Computational studies on side chain effects of five membered ring sulphur heterocycles on the corrosion inhibition of iron metal

Abstract

When exposed to harsh settings, iron, one of the most useful metals on earth, is known to corrode. To explore the ability
to suppress corrosion, a variety of techniques have been employed, including computational methods. Quantum chemical
and molecular dynamic modeling techniques were used to study the corrosion inhibitory effects of thiophene (THIO) and
its derivatives, including 2-thiophene carboxylic acid (2-TCA) and 2-thiophene carboxylic acid hydrazide (2-TCAH), on the
surface of iron metal. Results from quantum chemistry investigations of the molecules' local and global reactivity
demonstrate their potential as inhibitors of iron surface corrosion, with THIO appearing to have the most promise.
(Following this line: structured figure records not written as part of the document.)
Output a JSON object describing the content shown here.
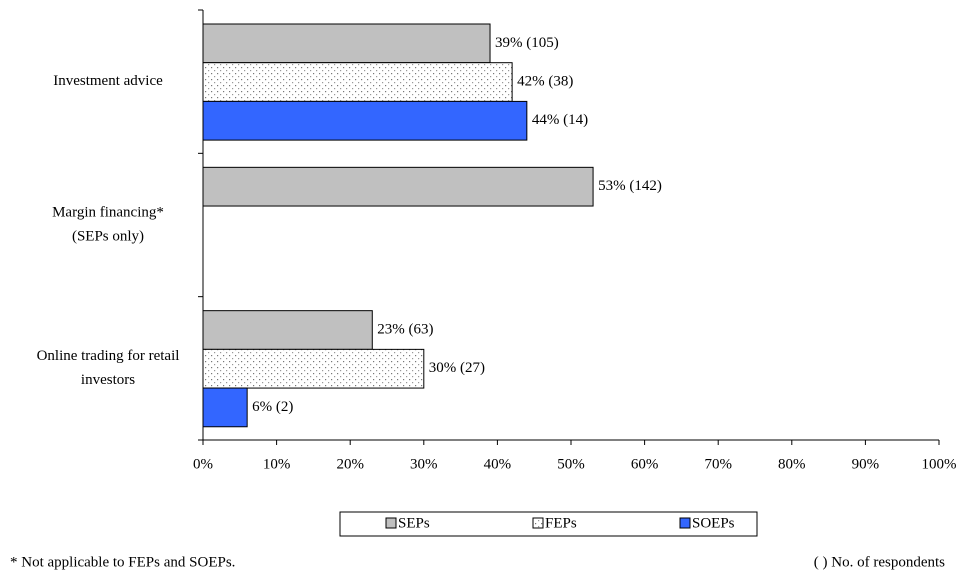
{
  "chart_data": {
    "type": "hbar",
    "categories": [
      [
        "Investment advice"
      ],
      [
        "Margin financing*",
        "(SEPs only)"
      ],
      [
        "Online trading for retail",
        "investors"
      ]
    ],
    "series": [
      {
        "name": "SEPs",
        "color": "#c0c0c0",
        "values": [
          39,
          53,
          23
        ],
        "value_labels": [
          "39% (105)",
          "53% (142)",
          "23% (63)"
        ]
      },
      {
        "name": "FEPs",
        "color": "#ffffff",
        "pattern": "dots",
        "values": [
          42,
          null,
          30
        ],
        "value_labels": [
          "42% (38)",
          null,
          "30% (27)"
        ]
      },
      {
        "name": "SOEPs",
        "color": "#3366ff",
        "values": [
          44,
          null,
          6
        ],
        "value_labels": [
          "44% (14)",
          null,
          "6% (2)"
        ]
      }
    ],
    "xlim": [
      0,
      100
    ],
    "xticks": [
      {
        "value": 0,
        "label": "0%"
      },
      {
        "value": 10,
        "label": "10%"
      },
      {
        "value": 20,
        "label": "20%"
      },
      {
        "value": 30,
        "label": "30%"
      },
      {
        "value": 40,
        "label": "40%"
      },
      {
        "value": 50,
        "label": "50%"
      },
      {
        "value": 60,
        "label": "60%"
      },
      {
        "value": 70,
        "label": "70%"
      },
      {
        "value": 80,
        "label": "80%"
      },
      {
        "value": 90,
        "label": "90%"
      },
      {
        "value": 100,
        "label": "100%"
      }
    ],
    "footnote": "* Not applicable to FEPs and SOEPs.",
    "legend_note": "( ) No. of respondents"
  }
}
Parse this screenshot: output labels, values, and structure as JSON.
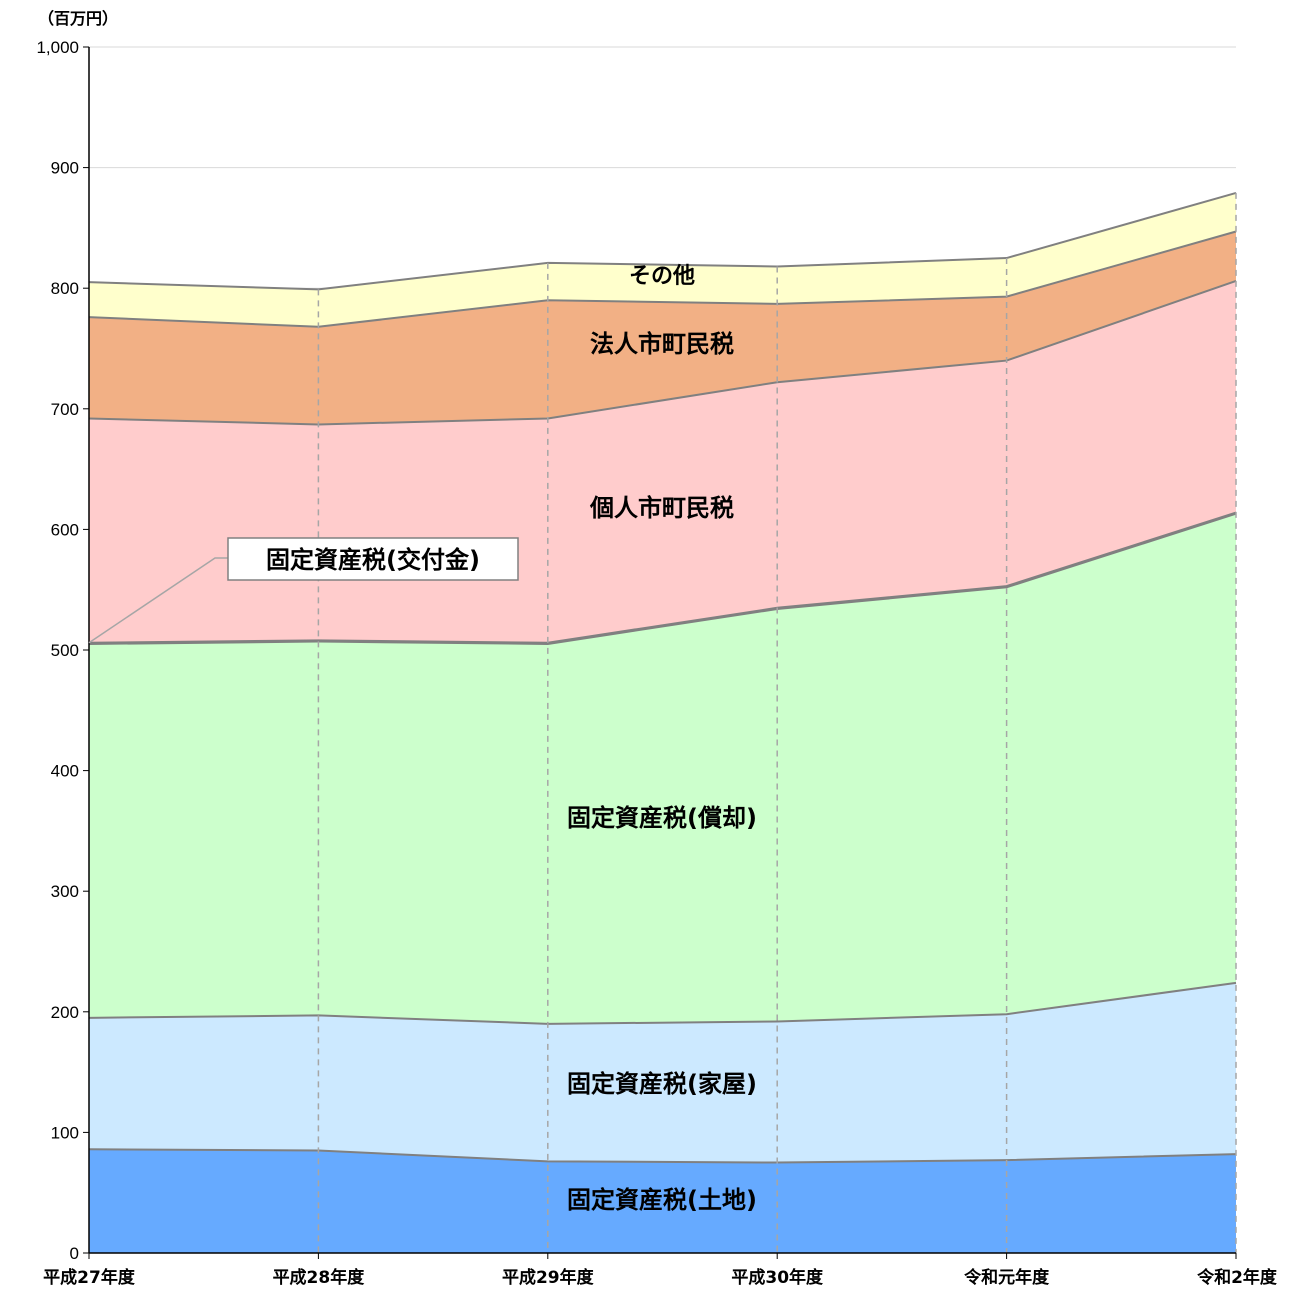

Quenched molecular dynamic simulations of the examined molecules' adsorption and binding energies on the iron surface
revealed that the interaction is quite weak, with values found below the +100kcal/mol threshold value. As a result, the
molecules obey the physical adsorption mechanism in the following order: THIO > 2-TCA > 2-TCAH. This indicates that
the molecules are weakly adsorbed onto the surface of Fe(1 1 0) through van der Waals forces. The THIO molecule has a
higher degree of planarity than the other derivatives since it doesn't have any side chains that could interfere with its ability to
adsorb to the surface of the iron metal.